Constantly journeying there and back again, the Frodo just can't stay in the Hobbiton of his seat. Off to the toilet, the bar, to smoke, his silhouette pops up again and again as he wanders away on new missions. There's an app that tells you the best point in any given movie to go to the loo so you won't miss anything - perhaps he has that. Or perhaps he's using the multiplex to see bits of all the films currently playing, saving hundreds in ticket costs as he wanders from Dunkirk to It to My Year With Helen (and back again), an emotional roller coaster unmatched by any Hollywood blockbuster.

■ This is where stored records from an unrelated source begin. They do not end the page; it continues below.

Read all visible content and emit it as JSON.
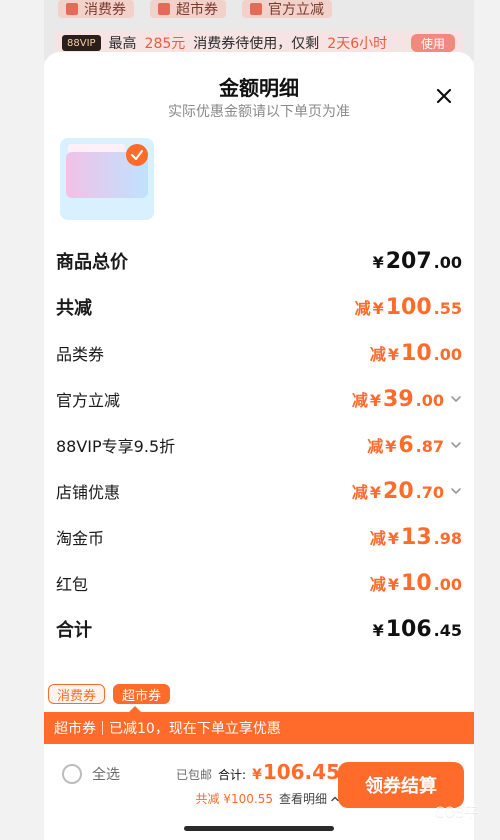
{
  "background": {
    "chips": [
      {
        "label": "消费券",
        "icon": "coupon-icon"
      },
      {
        "label": "超市券",
        "icon": "supermarket-icon"
      },
      {
        "label": "官方立减",
        "icon": "bolt-icon"
      }
    ],
    "banner": {
      "vip_tag": "88VIP",
      "text_prefix": "最高",
      "amount": "285元",
      "text_middle": "消费券待使用，仅剩",
      "remaining": "2天6小时",
      "use_label": "使用"
    }
  },
  "modal": {
    "title": "金额明细",
    "subtitle": "实际优惠金额请以下单页为准",
    "close_icon": "close-icon"
  },
  "rows": [
    {
      "label": "商品总价",
      "prefix": "",
      "yen": "¥",
      "int": "207",
      "dec": ".00",
      "chevron": false,
      "strong": true,
      "tone": "dark"
    },
    {
      "label": "共减",
      "prefix": "减",
      "yen": "¥",
      "int": "100",
      "dec": ".55",
      "chevron": false,
      "strong": true,
      "tone": "orange"
    },
    {
      "label": "品类券",
      "prefix": "减",
      "yen": "¥",
      "int": "10",
      "dec": ".00",
      "chevron": false,
      "strong": false,
      "tone": "orange"
    },
    {
      "label": "官方立减",
      "prefix": "减",
      "yen": "¥",
      "int": "39",
      "dec": ".00",
      "chevron": true,
      "strong": false,
      "tone": "orange"
    },
    {
      "label": "88VIP专享9.5折",
      "prefix": "减",
      "yen": "¥",
      "int": "6",
      "dec": ".87",
      "chevron": true,
      "strong": false,
      "tone": "orange"
    },
    {
      "label": "店铺优惠",
      "prefix": "减",
      "yen": "¥",
      "int": "20",
      "dec": ".70",
      "chevron": true,
      "strong": false,
      "tone": "orange"
    },
    {
      "label": "淘金币",
      "prefix": "减",
      "yen": "¥",
      "int": "13",
      "dec": ".98",
      "chevron": false,
      "strong": false,
      "tone": "orange"
    },
    {
      "label": "红包",
      "prefix": "减",
      "yen": "¥",
      "int": "10",
      "dec": ".00",
      "chevron": false,
      "strong": false,
      "tone": "orange"
    },
    {
      "label": "合计",
      "prefix": "",
      "yen": "¥",
      "int": "106",
      "dec": ".45",
      "chevron": false,
      "strong": true,
      "tone": "dark"
    }
  ],
  "tabs": [
    {
      "label": "消费券",
      "active": false
    },
    {
      "label": "超市券",
      "active": true
    }
  ],
  "promo": {
    "label": "超市券",
    "text": "已减10，现在下单立享优惠"
  },
  "footer": {
    "select_all": "全选",
    "shipping": "已包邮",
    "total_label": "合计:",
    "total_yen": "¥",
    "total_value": "106.45",
    "discount": "共减 ¥100.55",
    "detail": "查看明细",
    "claim_button": "领券结算",
    "watermark": "COS平"
  },
  "colors": {
    "accent": "#ff6b2b",
    "dark_text": "#111111"
  }
}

For someone who has paid to be entertained, the hog is utterly terrified of boredom. His arms full of popcorn, icecream and Coke as though laying in supplies for a really delicious apocalypse, he starts scoffing the second he sits down. The hog has developed some interesting techniques, such as dipping his icecream in the popcorn then sucking up the soggy kernels. This is usually followed by shaking the popcorn box in swoops like Gordon Ramsay tossing a sauce, only far louder and with the swearing coming from everyone else in the theatre.
The Tour Guide
She's seen it already but it was so good she got a group together to see it again. As the movie is kind of hers now, she's compelled to blurt: "oh this bit's funny!" before every bit - which, as a result, is not funny. "Watch this bit!" she'll whisper to a group of people all staring at a brightly lit wall, clearly about to watch this bit. If only you could hook her up with the Frodo and send them both on a nice long quest for the common unconscious - or at least the exit.